En términos de investigación científica, el 2009 ha sido un período muy satisfactorio para Fundación La Tortuga. Durante este año se ha continuado con el estudio de poblaciones de tortugas marinas en la isla La Tortuga, segmento del proyecto de caracterización biológica y oceanográfica que la institución lleva a cabo, desde inicios del 2008, en esta dependencia federal. En este importante reservorio se han aumentado considerablemente los datos que se conocían sobre la actividad de los quelonios, haciendo cada vez más precisas, las determinaciones sobre la biodiversidad de este paraíso natural.

El estudio de las ancestrales tortugas marinas incluye censos en sus zonas de alimentación y playas de anidación, así como el registro de restos y rastros que denotan abuso hacia la especie. Adicionalmente, recientemente se comenzó a emplear un nuevo procedimiento que consiste en la captura in situ de ejemplares para conocer la distribución espacial de cada especie.

   

Para el primer semestre de 2009, en el estudio, comandado por el especialista Pedro Vernet, se llegaron a contabilizar más de 50 nidos de quelonios.

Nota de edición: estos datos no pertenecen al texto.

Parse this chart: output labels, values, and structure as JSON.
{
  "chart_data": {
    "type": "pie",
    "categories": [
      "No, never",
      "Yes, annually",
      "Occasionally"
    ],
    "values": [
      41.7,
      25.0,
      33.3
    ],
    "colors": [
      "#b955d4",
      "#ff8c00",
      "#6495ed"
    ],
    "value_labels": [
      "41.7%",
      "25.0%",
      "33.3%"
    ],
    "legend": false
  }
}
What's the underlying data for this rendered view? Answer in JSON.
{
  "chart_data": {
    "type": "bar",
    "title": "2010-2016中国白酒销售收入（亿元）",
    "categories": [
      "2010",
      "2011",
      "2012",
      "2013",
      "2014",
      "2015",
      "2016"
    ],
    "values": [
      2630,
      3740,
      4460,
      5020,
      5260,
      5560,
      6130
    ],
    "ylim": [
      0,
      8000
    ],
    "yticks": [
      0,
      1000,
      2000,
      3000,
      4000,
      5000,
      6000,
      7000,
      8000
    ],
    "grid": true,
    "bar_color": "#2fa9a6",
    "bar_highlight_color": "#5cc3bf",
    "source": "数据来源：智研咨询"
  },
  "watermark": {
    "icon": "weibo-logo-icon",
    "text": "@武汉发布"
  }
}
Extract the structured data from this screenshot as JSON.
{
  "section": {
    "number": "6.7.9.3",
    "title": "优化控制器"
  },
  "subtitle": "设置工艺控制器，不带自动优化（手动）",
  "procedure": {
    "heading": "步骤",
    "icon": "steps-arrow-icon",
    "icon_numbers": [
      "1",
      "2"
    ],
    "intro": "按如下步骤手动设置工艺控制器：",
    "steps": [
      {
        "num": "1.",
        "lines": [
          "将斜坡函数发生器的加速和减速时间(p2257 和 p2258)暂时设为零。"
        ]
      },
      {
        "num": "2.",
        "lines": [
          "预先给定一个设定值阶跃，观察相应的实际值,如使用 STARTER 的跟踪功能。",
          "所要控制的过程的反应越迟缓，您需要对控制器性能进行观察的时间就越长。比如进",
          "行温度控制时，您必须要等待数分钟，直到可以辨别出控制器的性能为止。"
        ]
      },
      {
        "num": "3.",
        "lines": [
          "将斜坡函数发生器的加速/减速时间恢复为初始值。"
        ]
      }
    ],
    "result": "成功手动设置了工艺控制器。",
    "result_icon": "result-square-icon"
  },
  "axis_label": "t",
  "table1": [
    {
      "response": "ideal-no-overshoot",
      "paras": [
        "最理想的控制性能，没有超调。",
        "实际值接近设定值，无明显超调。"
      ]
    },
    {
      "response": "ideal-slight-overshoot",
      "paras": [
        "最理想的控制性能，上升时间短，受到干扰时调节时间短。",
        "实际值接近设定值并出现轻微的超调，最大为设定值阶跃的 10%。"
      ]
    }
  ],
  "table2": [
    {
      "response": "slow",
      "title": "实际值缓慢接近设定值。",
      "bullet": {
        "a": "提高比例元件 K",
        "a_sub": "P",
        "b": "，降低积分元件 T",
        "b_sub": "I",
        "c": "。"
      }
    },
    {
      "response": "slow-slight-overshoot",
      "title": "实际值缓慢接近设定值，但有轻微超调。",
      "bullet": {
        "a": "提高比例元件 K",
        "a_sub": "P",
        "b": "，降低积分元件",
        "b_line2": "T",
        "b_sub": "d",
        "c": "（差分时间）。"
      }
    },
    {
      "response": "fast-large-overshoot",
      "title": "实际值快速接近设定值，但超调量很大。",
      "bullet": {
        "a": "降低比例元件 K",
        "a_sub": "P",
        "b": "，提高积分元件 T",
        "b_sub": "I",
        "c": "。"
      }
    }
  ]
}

La especie con más actividad de anidación fue la tortuga cardón (Dermochelys coriacea), 50%, seguida de la carey (Eretmochelys imbricata), 42% y el caguamo, (Caretta caretta), 2%.

 

Por su parte, los problemas de conservación no parecen cesar debido a la inconsciencia de algunas poblaciones de pescadores que cazan las tortugas para comercializar su carne y caparazón. De igual manera, saquean nidos sin considerar que, por condiciones naturales, existen estimaciones que establecen que de cada mil tortuguillos, sólo dos llegan a alcanzar la talla reproductiva. Para el primer semestre de 2009, se registraron más de 70 restos de tortugas marinas enterradas o escondidas, muy probablemente por los habitantes ocasionales de la isla. Los ejemplares más comunes correspondieron a la especie carey, con el 61,64% de los casos. Lamentablemente, la mayoría de los especímenes sacrificados no habían llegado a la edad adulta, por tanto, no tuvieron oportunidad de reproducirse para postergar la especie.

  

Justamente las playas más utilizadas para el desove por las tortugas, son aquellas que reciben más visitantes, por lo que cada persona que asiste a esta dependencia federal debe servir de vigilante ambiental y denunciar cualquier irregularidad ante las autoridades. Debe velar porque su persona y el resto del grupo que la acompaña no altere la ecología y perturbe la fauna marina que enriquece la isla y sus cayos, con desechos sólidos mal ubicados, alto volumen de música, exceso de luces en las embarcaciones y por supuesto, adquiriendo ilegalmente animales silvestres y en peligro de extinción.

Somos parte de la naturaleza, no sus dueños.